古い卵の方が作りやすい料理って? 知っておきたい卵のこと/『自炊のトリセツ おいしいごはんの法則』④

食・料理

公開日:2020/3/19

長年ビギナー向けの料理書を手がけ、料理初心者の気持ちを知り尽くした料理研究家・栄養士の小田真規子先生が手掛ける自炊本。砂糖・塩・酢・醤油・味噌の5つの基礎調味料を使った、わかりやすく簡単で、絶対に失敗しない料理のコツを紹介します。

『自炊のトリセツ おいしいごはんの法則』(小田真規子/池田書店)

卵のトリセツ1 知っておきたい卵のこと

実は、卵には意外と知られていない性質・特徴があり、それがわかればさらにおいしさを引き出せます。万能食材なので料理の幅も広がりますよ。


鮮度によって使い分ける

日が経った卵は卵白に二酸化炭素が溶けて弾力がなくなり、全体に広がりやすく水っぽくなります。また、キメ細かい泡が立ちやすく溶けやすいので、茶わん蒸しや卵とじに向いています。新しい卵は黄身がぷりっと丸く、目玉焼きやゆで卵などに使うといいでしょう。

【新しい卵のほうが作りやすい料理】


【古い卵のほうが作りやすい料理】


「短時間で加熱」が成功のカギ!

実は卵白と卵黄では固まる温度に違いがあり、卵黄は65℃から70℃、卵白は60℃から80℃で固まります。80℃以上になると味わいが落ちてしまうので、卵料理を作る際は短時間で手早く仕上げたい。


割るときは「面」で!

角ではなく平らな面に卵を水平にし、コツンと軽く打ちつけると、黄身が崩れず殻が中に入りにくいです。ひびに親指を当てて両側に開いて割りましょう。


意外と長く持つ

卵は、採卵後、夏16日、春・秋25日、冬57日が消費期限の目安です。10 ℃以下で保存すると、かなり長く持ちます。保存場所は冷蔵庫がベストです。


よりおいしくなる調味料&油脂使い

大きく2つに分けると、「しっかり固めるもの」と「ふんわり柔らかく仕上げるもの」がある卵料理。
相性のいい調味料を知れば、もっとおいしく仕上がります!

「しっかり固めたい」卵料理

目玉焼きやゆで卵など、固めて仕上げるジャンルの卵料理は、塩や酢を使うのが失敗なく仕上げるコツ。目玉焼きは卵白に塩を加えて、固まりづらい卵白を固まりやすくします。ゆで卵は酢か塩を加えてゆでると、万が一殻が割れてしまったときに卵白を固めてくれるので安心です。

目玉焼きには塩!

塩は食材に含まれる水分を抜き、たんぱく質を固める働きがあるので、肉や野菜などの下処理にも使われる調味料。

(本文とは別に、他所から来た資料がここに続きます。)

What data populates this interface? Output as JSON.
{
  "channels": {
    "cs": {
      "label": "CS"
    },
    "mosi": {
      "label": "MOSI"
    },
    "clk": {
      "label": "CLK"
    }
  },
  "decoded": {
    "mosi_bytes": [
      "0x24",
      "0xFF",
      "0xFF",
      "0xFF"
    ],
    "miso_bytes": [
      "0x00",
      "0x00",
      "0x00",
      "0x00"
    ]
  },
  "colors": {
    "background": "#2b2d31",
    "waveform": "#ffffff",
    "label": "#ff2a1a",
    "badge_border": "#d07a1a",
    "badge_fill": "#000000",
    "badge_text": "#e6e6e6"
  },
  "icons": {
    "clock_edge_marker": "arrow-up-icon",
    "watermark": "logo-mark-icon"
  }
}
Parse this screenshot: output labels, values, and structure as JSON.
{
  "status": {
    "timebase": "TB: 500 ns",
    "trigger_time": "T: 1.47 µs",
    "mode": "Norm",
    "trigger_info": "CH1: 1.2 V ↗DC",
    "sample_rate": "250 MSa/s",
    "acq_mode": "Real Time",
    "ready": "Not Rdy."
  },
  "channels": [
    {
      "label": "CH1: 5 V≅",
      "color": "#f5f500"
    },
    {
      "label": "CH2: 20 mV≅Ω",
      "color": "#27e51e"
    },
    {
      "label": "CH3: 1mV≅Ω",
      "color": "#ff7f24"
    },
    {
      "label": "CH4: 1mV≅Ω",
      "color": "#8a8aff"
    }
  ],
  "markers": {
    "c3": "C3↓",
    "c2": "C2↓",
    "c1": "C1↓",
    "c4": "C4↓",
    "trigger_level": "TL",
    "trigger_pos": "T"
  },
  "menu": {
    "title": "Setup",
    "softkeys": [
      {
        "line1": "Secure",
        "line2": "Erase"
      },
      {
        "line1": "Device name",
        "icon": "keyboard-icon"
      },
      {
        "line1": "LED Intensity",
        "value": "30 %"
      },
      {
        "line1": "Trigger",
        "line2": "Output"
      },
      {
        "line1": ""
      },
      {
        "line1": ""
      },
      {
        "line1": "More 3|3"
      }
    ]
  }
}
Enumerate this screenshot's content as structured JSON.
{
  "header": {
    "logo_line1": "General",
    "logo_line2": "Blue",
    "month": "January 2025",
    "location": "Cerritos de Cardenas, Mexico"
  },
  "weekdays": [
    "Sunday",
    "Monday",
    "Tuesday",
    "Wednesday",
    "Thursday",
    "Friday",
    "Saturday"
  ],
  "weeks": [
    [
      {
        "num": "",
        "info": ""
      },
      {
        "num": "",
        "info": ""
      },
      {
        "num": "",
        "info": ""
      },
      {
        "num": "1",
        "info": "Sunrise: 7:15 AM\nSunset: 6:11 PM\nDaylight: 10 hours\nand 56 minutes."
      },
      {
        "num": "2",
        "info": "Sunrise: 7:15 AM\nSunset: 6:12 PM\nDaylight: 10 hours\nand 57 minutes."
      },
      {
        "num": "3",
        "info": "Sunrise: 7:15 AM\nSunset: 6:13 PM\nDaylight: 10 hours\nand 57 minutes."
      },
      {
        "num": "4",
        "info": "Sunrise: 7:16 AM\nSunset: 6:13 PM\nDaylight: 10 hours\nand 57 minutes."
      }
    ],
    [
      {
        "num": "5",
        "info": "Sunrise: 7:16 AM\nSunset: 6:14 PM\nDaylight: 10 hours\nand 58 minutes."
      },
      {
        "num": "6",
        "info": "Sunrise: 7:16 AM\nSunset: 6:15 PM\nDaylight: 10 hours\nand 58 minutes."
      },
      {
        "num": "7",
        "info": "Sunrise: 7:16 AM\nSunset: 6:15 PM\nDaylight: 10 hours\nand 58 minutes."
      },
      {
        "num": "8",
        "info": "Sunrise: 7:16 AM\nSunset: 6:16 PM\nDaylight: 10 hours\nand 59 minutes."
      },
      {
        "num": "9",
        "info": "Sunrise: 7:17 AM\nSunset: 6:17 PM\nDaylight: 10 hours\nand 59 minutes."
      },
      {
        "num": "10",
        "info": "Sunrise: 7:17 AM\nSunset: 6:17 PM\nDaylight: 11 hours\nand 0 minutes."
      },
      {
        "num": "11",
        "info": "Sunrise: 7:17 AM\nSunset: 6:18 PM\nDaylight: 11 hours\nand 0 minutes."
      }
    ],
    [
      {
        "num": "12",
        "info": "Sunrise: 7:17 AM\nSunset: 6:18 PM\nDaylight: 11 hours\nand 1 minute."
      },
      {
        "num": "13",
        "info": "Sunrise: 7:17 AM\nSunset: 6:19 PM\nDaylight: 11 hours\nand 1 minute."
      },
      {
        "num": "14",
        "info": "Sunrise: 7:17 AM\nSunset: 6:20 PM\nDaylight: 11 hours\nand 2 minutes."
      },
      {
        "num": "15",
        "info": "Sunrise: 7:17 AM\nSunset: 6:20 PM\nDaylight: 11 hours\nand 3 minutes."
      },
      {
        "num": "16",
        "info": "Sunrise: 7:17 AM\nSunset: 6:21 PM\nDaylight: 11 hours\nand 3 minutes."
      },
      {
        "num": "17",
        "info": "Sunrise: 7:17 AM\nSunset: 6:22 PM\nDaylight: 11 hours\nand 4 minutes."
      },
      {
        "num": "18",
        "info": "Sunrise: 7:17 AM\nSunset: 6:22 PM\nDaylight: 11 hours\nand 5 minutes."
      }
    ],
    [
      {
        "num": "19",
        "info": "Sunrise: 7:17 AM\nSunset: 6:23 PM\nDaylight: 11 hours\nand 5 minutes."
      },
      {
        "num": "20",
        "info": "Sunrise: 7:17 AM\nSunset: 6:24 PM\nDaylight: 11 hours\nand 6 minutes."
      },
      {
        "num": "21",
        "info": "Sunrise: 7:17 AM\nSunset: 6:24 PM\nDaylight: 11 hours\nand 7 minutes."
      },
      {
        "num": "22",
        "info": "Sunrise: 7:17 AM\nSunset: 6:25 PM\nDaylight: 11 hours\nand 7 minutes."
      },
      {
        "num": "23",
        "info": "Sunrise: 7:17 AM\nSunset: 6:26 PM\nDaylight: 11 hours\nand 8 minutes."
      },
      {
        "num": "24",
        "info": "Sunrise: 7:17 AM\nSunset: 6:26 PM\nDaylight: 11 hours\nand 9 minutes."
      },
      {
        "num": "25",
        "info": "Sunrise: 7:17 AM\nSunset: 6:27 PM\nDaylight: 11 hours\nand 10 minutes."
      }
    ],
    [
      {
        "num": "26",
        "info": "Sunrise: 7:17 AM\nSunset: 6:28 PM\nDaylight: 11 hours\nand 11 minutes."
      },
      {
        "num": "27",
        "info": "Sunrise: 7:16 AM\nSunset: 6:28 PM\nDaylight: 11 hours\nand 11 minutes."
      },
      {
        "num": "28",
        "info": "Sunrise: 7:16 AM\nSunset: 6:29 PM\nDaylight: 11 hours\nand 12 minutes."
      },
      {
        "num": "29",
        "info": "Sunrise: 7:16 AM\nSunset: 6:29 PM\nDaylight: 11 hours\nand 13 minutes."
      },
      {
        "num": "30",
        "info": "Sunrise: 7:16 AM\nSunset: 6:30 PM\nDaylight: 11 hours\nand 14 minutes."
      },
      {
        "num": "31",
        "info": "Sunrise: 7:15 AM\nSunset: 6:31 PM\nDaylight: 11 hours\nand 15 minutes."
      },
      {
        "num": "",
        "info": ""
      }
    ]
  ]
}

卵も同様で、フライパンに卵液を流し込んだ後、卵白の部分に塩をふると固まりやすくなります。


ゆで卵には酢!

ゆで卵を作るときは、沸騰した湯の中に酢(もしくは塩)を加えてから卵をゆでます。こうすると万が一、卵の殻にヒビが入り、卵液が流れ出そうになった場合も凝固作用によって固めてくれる効果があり、安心です。


「ふんわり仕上げたい」卵料理

卵料理をとろっと半熟で仕上げたい場合やふんわりした食感を味わいたい場合、卵の混ぜすぎはNG。卵白と卵黄が完全に混ざ ってしまうと卵液が固まりにくく、ふんわりした食感になりにくいからです。混ぜすぎないためにも、菜箸で溶くといいでし ょう。さらに、混ぜた後に箸で卵液を持ち上げて、白身を切るとより効果的です。

スクランブルエッグには乳製品!

スクランブルエッグはバターや牛乳などの乳製品を用いると、卵液への火のあたりがやわらぎ、ゆっくりと均一に火が通ります。また、卵液を混ぜる際に白身を切ると、よりなめらかな卵液になり、食感よくふんわりと仕上げることができます。


卵焼きには砂糖!

砂糖は甘いだけでなく保水効果があり、卵に含まれるたんぱく質が固まるのを抑えます。卵液に加えることで火の当たりがやわらぎ、食べたときも柔らかい食感に。冷めても柔らかいので、お弁当に入れてもおいしく食べられます。


卵とじにはたっぷりの水分!

卵とじは煮汁の水分を多くすると、熱しているときに浮力が働き、卵が沈まずふんわり固めることができます。卵液を混ぜる際に白身を切る&火加減は最初から最後まで一定のまま、短時間で手早く仕上げるのも、柔らか食感に仕上げるコツ!